Carey Dill, a Marine Corps veteran who everyone knows as “Dill Pickle,” said his VFW post, which has 400 members in the Flathead Valley, is frequently involved with helping veterans’ families secure military grave markers, and Keeler said his office regularly receives inquiries. But they’re typically for recently deceased veterans, maybe a bit older, though never for Civil War veterans.
“This is the oldest one we’ve ever done,” Dill said. “It’s once in a lifetime for this to happen, to get a chance to do a Civil War veteran headstone.”
Pascarelli hasn’t had a chance to see the tombstone in person yet, but she hopes to visit the Flathead in the future.
“I’d love to go back someday,” she said. “That was really a special trip.”
Jerry Stewart, commander of the local VFW post, said a lot of people only associate the VFW with its bar, known as a “canteen,” but don’t know about its many community activities, including raising money for nonprofits, working with hunting and fishing organizations and donating to schools.
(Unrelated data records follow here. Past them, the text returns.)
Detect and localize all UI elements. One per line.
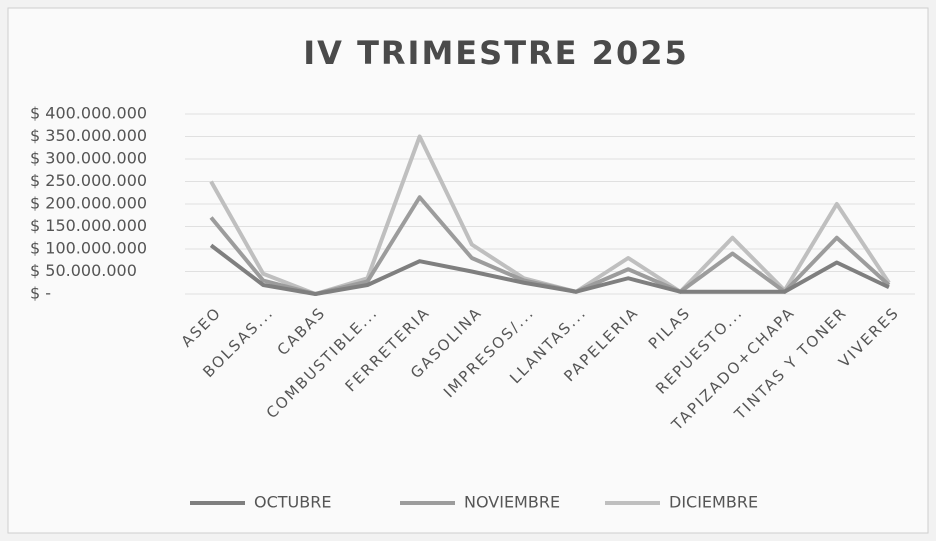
y-tick-label: $ 300.000.000 xyxy=(30,149,147,168)
y-tick-label: $ 200.000.000 xyxy=(30,194,147,213)
chart-title: IV TRIMESTRE 2025 xyxy=(303,34,688,72)
legend-label: NOVIEMBRE xyxy=(464,493,560,512)
y-tick-label: $ 400.000.000 xyxy=(30,104,147,123)
series-line xyxy=(209,243,890,296)
y-tick-label: $ 350.000.000 xyxy=(30,126,147,145)
legend-label: DICIEMBRE xyxy=(669,493,758,512)
y-tick-label: $ 150.000.000 xyxy=(30,216,147,235)
y-tick-label: $ 50.000.000 xyxy=(30,261,137,280)
y-tick-label: $ - xyxy=(30,284,51,303)
y-tick-label: $ 250.000.000 xyxy=(30,171,147,190)
legend-label: OCTUBRE xyxy=(254,493,331,512)
y-tick-label: $ 100.000.000 xyxy=(30,239,147,258)
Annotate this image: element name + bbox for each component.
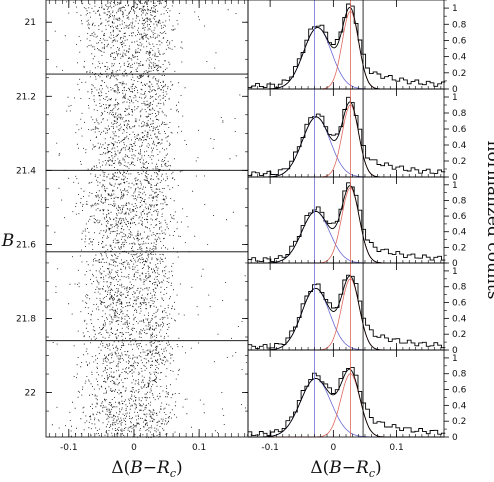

“We do an awful lot,” Stewart said.
This summer, the post was honored with the National Outstanding Community Service Award out of all VFW posts in the country.
“For a post in a town this size to get that national award is pretty awesome,” Keeler, who serves as the post’s sergeant in arms, said.
One particular point of pride for the post is helping veterans and their families get military grave markers, with the Green headstone standing out as a shining example.
“This is a good story to let the public to know that we don’t quit on our veterans and we get them what they’re deserved,” Dill said. “And there’s no time limit for a headstone. The proof is right here.”